Short-term thinking, chronic under investment, bucket loads of borrowing allowed the financiers to make off with bumper profits while the business was saddled with £1.2 billion of debt it was never able to pay off. As the UK Independent reports, that debt pile prevented the firm from making the sort of investments that might have given it a fighting chance of weathering the storm that is now battering the bricks-and-mortar retail sector:
“Its private equity buyers slashed costs and sold off freehold property while opening new stores to boost profits (and juice their returns) before floating the company less than three years later.
“Spending on refurbishments was cut by 77 per cent to £7 per square foot, less than a tenth of what Marks & Spencer was spending at the time.”
Following its collapse today, Debenhams joins a long line of once-ubiquitous retail chains (BHS, Banana Republic, Barratts, JJB Sports, Comet, C&A, Dixons…) that were unable to adapt to the brutal conditions that prevail on the UK high street. As a new report from the London-based estate agency Knight Frank spells out, the sector is beset with structural failings that have been “30 years in the making” and which are now “preventing the recovery of the retail market.” They include:
- Oversupply. “With national vacancy rates currently around 12.5% and allowing for 5% for ‘churn rates’ and market tension, this would imply oversupply of around 7%-8%.”
- Rental / property cost inflation. Retail rents have risen at an average annual rate of 4% since 1981. Factoring in full occupancy costs, including rents, rates, service charge and insurance, total property costs have accelerated at a much faster rate than most retailers’ sales.
- Wider cost inflation. Operating costs, including wages, salaries and utilities, are also growing faster than retail sales.

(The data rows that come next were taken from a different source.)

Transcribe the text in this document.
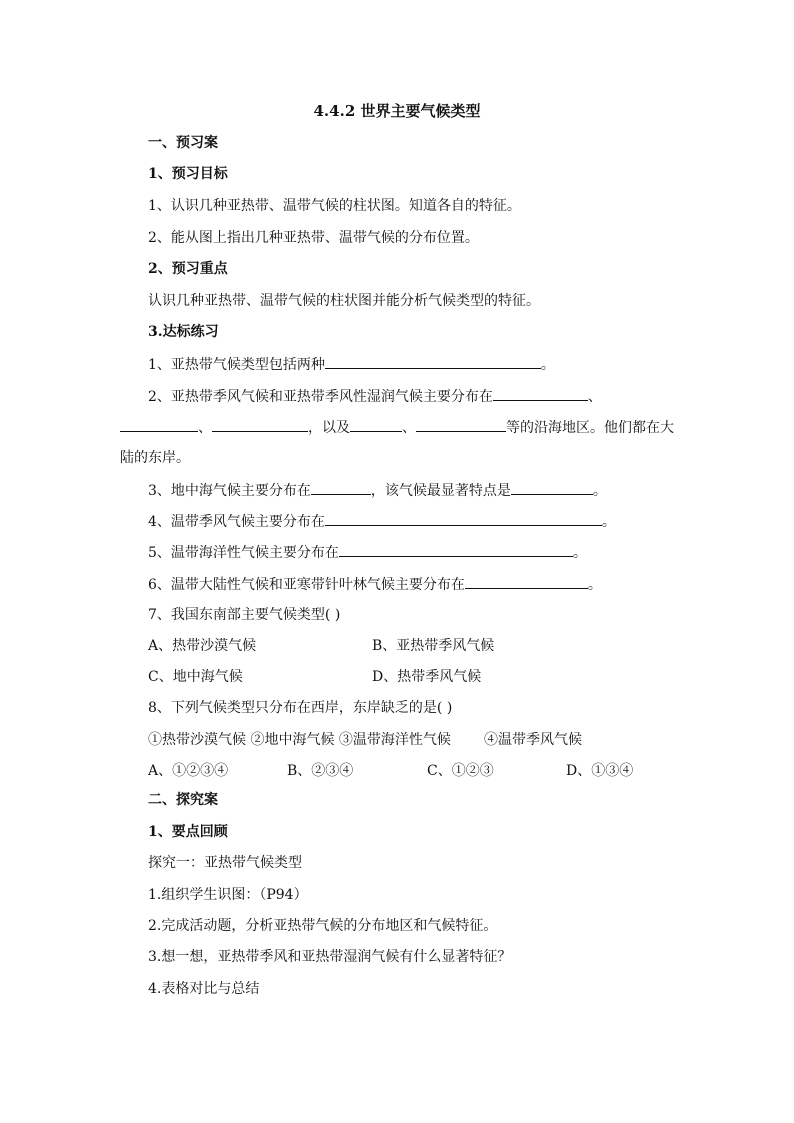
4.4.2 世界主要气候类型
一、预习案
1、预习目标
1、认识几种亚热带、温带气候的柱状图。知道各自的特征。
2、能从图上指出几种亚热带、温带气候的分布位置。
2、预习重点
认识几种亚热带、温带气候的柱状图并能分析气候类型的特征。
3.达标练习
1、亚热带气候类型包括两种	。
2、亚热带季风气候和亚热带季风性湿润气候主要分布在	、
、	，以及	、	等的沿海地区。他们都在大
陆的东岸。
3、地中海气候主要分布在	，该气候最显著特点是	。
4、温带季风气候主要分布在	。
5、温带海洋性气候主要分布在	。
6、温带大陆性气候和亚寒带针叶林气候主要分布在	。
7、我国东南部主要气候类型( )
A、热带沙漠气候	B、亚热带季风气候
C、地中海气候	D、热带季风气候
8、下列气候类型只分布在西岸，东岸缺乏的是( )
①热带沙漠气候 ②地中海气候 ③温带海洋性气候 ④温带季风气候
A、①②③④	B、②③④	C、①②③	D、①③④
二、探究案
1、要点回顾
探究一：亚热带气候类型
1.组织学生识图：（P94）
2.完成活动题，分析亚热带气候的分布地区和气候特征。
3.想一想，亚热带季风和亚热带湿润气候有什么显著特征？
4.表格对比与总结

- The unstoppable rise of e-commerce. Many of retailers have lost focus as a result of “the complexity of adding online to existing business models.” Meanwhile, “the cost of developing sustainable online platforms and capital expenditure” has diverted investment away from core store-based operations, which further accentuates the decline of brick-and-mortar stores.
And last but not least…
- Over-geared balance sheets. “The traditional private equity model should have no place in retail,” blasts the report. “It is no coincidence that the vast majority of operators that have launched a CVA or gone into administration are private equity backed, while others such as Debenhams bear onerous debt from historic private equity ownership.”
The report concludes that retailers should be run as retailers, by retailers, not as cash cows by financiers. Unfortunately, for many fallen firms, their other stakeholders, and employees, it’s a little late in the day for such advice. By Don Quijones.